Winning While Losing

Terminated Providers May Represent a Special Fiduciary Challenge.

A recent settlement entered into by the Delaware attorney general highlights an often-overlooked problem. The problem–deselected plan providers looking to pull assets out of employer-sponsored retirement plans on the way out the door.

The Delaware Settlement

The settlement involved Horace Mann, a recordkeeper and broker focused on offering plans to educators. In 2016, the State of Delaware transitioned its deferred compensation plans from multiple 403(b) service providers, including Horace Mann, to a sole provider, Voya Financial. Related to this transition, over 120 teachers with 403(b) accounts with Horace Mann opened IRAs in 2016 and 2017 with Horace Mann, through one of its registered representatives, Dieter Hofmann.

Upon review of the circumstances relating to the opening of these IRAs, the Delaware Investor Protection Unit concluded that this representative “engaged in dishonest and unethical practices” based on allegations that the representative “took unfair advantage of his customers with 403(b) accounts who were confused about the transition to Voya by providing them with inadequate or inaccurate information which was misleading”.

Horace Mann and the individual broker settled the Delaware claim by each paying a $250,000 fine and undertaking a variety of additional corrective actions.

On its face, you might say this is just an isolated incident based on the actions of one “rogue” employee. However, our experiences tell us that this case reflects a broader issue. Recordkeeper representatives will act in accordance to the compensation and incentive structures they are provided. Plan sponsors and fiduciaries should recognize these incentives can very well lead to participant solicitations at the termination of the recordkeeper relationship.

Should I Stay or Should I Go?

The pressure on plan provider fees is well documented. See our blog post on Actions and Reactions. And, we can expect that this pressure will continue–after all, fiduciary lawsuits and plan advisors regularly remind plan sponsors that the failure to obtain regular recordkeeper bids can be considered a failure of their fiduciary responsibility. See https://cammackretirement.com/knowledge-center/insights/fiduciary-breach-lawsuit-issues-explored-topic-5-no-regular-recordkeeper-rfp.

Moreover, when plans rebid recordkeepers, they may also require that the recordkeeper unbundle certain higher margin services (such as fixed income products or managed accounts) from the recordkeeping bid.

This activity, taken as a whole, can make retaining some clients far less lucrative.

The downward fee pressure in the employer market plays into another important market dynamic: plan providers (other than pure recordkeepers) have higher–much higher–margins for retail products than they do for institutional products. When you factor in the difference between retail vs institutional share classes, insurance products with complex features (and correspondingly complex fees) and the access to sell unrelated financial products, retail customers can be four or five times more profitable than participants in well managed employer-sponsored plans.

As a result, in some instances an incumbent plan provider can make more by losing a highly competitive bid for an employer-sponsored plan — and then actively “harvesting” accounts and assets from that plan.
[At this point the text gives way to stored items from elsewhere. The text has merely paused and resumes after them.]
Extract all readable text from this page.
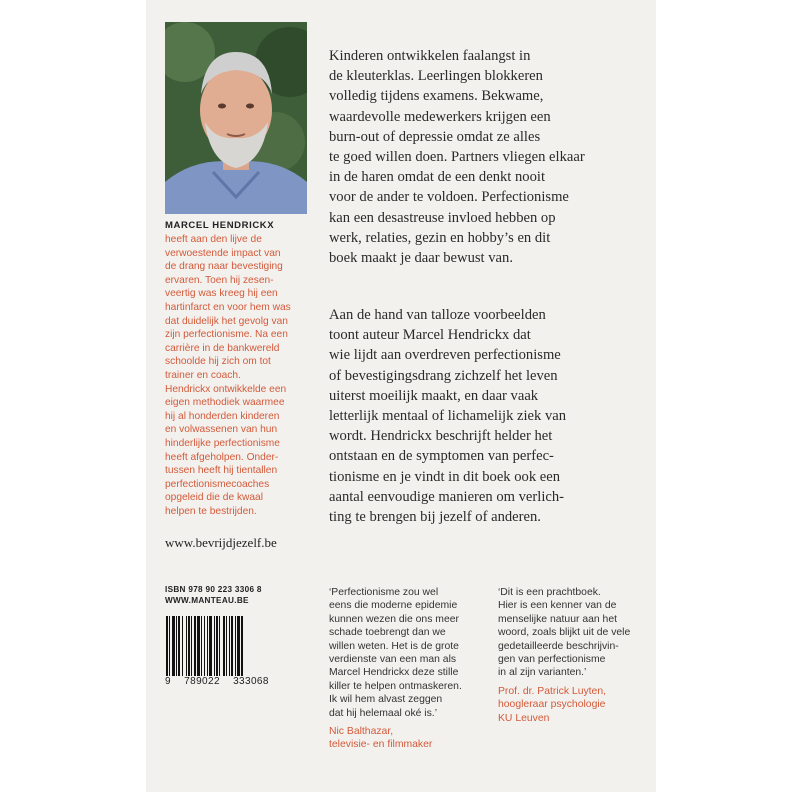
MARCEL HENDRICKX
heeft aan den lijve de
verwoestende impact van
de drang naar bevestiging
ervaren. Toen hij zesen-
veertig was kreeg hij een
hartinfarct en voor hem was
dat duidelijk het gevolg van
zijn perfectionisme. Na een
carrière in de bankwereld
schoolde hij zich om tot
trainer en coach.
Hendrickx ontwikkelde een
eigen methodiek waarmee
hij al honderden kinderen
en volwassenen van hun
hinderlijke perfectionisme
heeft afgeholpen. Onder-
tussen heeft hij tientallen
perfectionismecoaches
opgeleid die de kwaal
helpen te bestrijden.
www.bevrijdjezelf.be
ISBN 978 90 223 3306 8
WWW.MANTEAU.BE
9 789022 333068
Kinderen ontwikkelen faalangst in
de kleuterklas. Leerlingen blokkeren
volledig tijdens examens. Bekwame,
waardevolle medewerkers krijgen een
burn-out of depressie omdat ze alles
te goed willen doen. Partners vliegen elkaar
in de haren omdat de een denkt nooit
voor de ander te voldoen. Perfectionisme
kan een desastreuse invloed hebben op
werk, relaties, gezin en hobby’s en dit
boek maakt je daar bewust van.
Aan de hand van talloze voorbeelden
toont auteur Marcel Hendrickx dat
wie lijdt aan overdreven perfectionisme
of bevestigingsdrang zichzelf het leven
uiterst moeilijk maakt, en daar vaak
letterlijk mentaal of lichamelijk ziek van
wordt. Hendrickx beschrijft helder het
ontstaan en de symptomen van perfec-
tionisme en je vindt in dit boek ook een
aantal eenvoudige manieren om verlich-
ting te brengen bij jezelf of anderen.
‘Perfectionisme zou wel
eens die moderne epidemie
kunnen wezen die ons meer
schade toebrengt dan we
willen weten. Het is de grote
verdienste van een man als
Marcel Hendrickx deze stille
killer te helpen ontmaskeren.
Ik wil hem alvast zeggen
dat hij helemaal oké is.’
Nic Balthazar,
televisie- en filmmaker
‘Dit is een prachtboek.
Hier is een kenner van de
menselijke natuur aan het
woord, zoals blijkt uit de vele
gedetailleerde beschrijvin-
gen van perfectionisme
in al zijn varianten.’
Prof. dr. Patrick Luyten,
hoogleraar psychologie
KU Leuven
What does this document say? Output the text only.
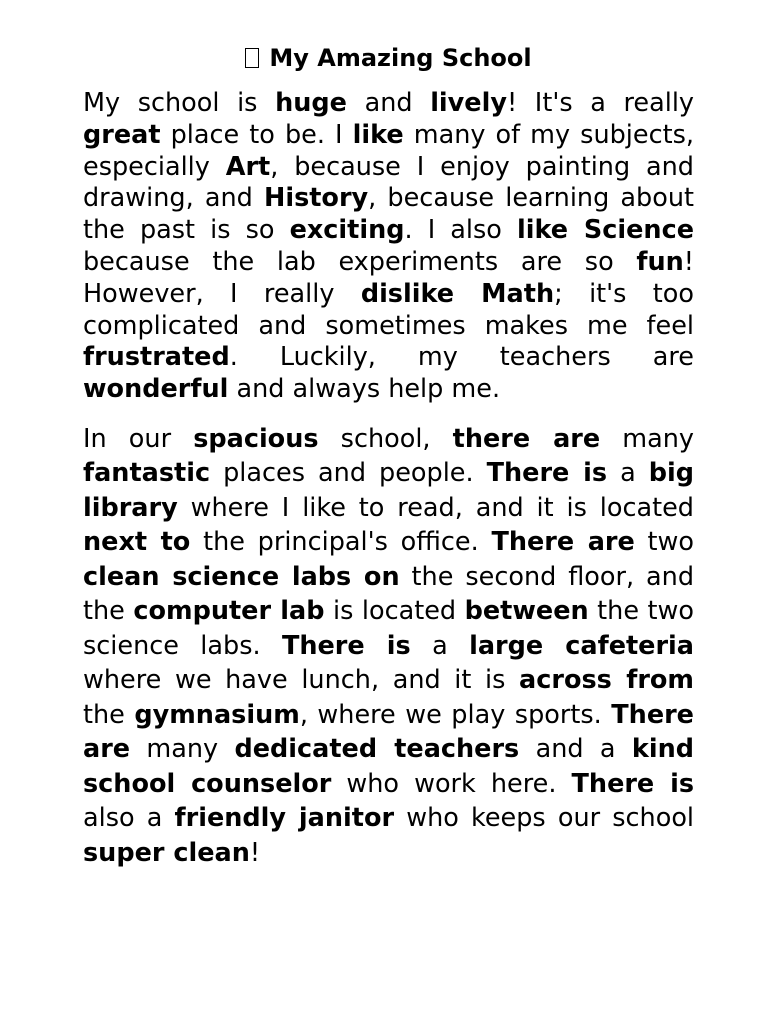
My Amazing School

My school is huge and lively! It's a really great place to be. I like many of my subjects, especially Art, because I enjoy painting and drawing, and History, because learning about the past is so exciting. I also like Science because the lab experiments are so fun! However, I really dislike Math; it's too complicated and sometimes makes me feel frustrated. Luckily, my teachers are wonderful and always help me.

In our spacious school, there are many fantastic places and people. There is a big library where I like to read, and it is located next to the principal's office. There are two clean science labs on the second floor, and the computer lab is located between the two science labs. There is a large cafeteria where we have lunch, and it is across from the gymnasium, where we play sports. There are many dedicated teachers and a kind school counselor who work here. There is also a friendly janitor who keeps our school super clean!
And the same logic applies to individual commission-based sales representatives.

This underlying dynamic–of seeking to win (profitability) while losing the employer-sponsored plan is exactly the dynamic that drives so many of the provider practices that require fiduciary scrutiny–practices that seek to leverage the institutional business (both assets and data) to sell retail products.

We are not privy to the financial analysis of Horace Mann’s bid or to the commission structure that motivated Mr. Hofmann–so we do not know the exact calculations that led Mr. Hofmann to open over 120 new accounts while on his way out the door. But we have seen this very analysis for other recordkeepers in other similar situations and have seen how the asymmetry between profitability in the retail and group market segments can lead providers to win while losing.

Some Implications

This market dynamic is important for all plan fiduciaries and should be factored into the vendor selection and contracting process. For example, consider:

  • Does a vendor or candidate offer retail products that could “compete” with the employer-sponsored plan?
  • How are the vendor’s “plan” representatives really compensated? In the bidding process vendors will use the “salary” label for all sorts of variable (commission-like) compensation.
  • Does the plan fiduciary monitor nontaxable distributions to see whether a disproportionate share of these distributions go to the plan provider?
  • Are there robust prohibitions against soliciting plan participants for non-plan products and against using plan data to market to plan participants?

This is one instance where plan fiduciaries do not simply want to “follow the money” if the money is being drained from the employer-sponsored plan. Rather, fiduciaries should focus on keeping the money.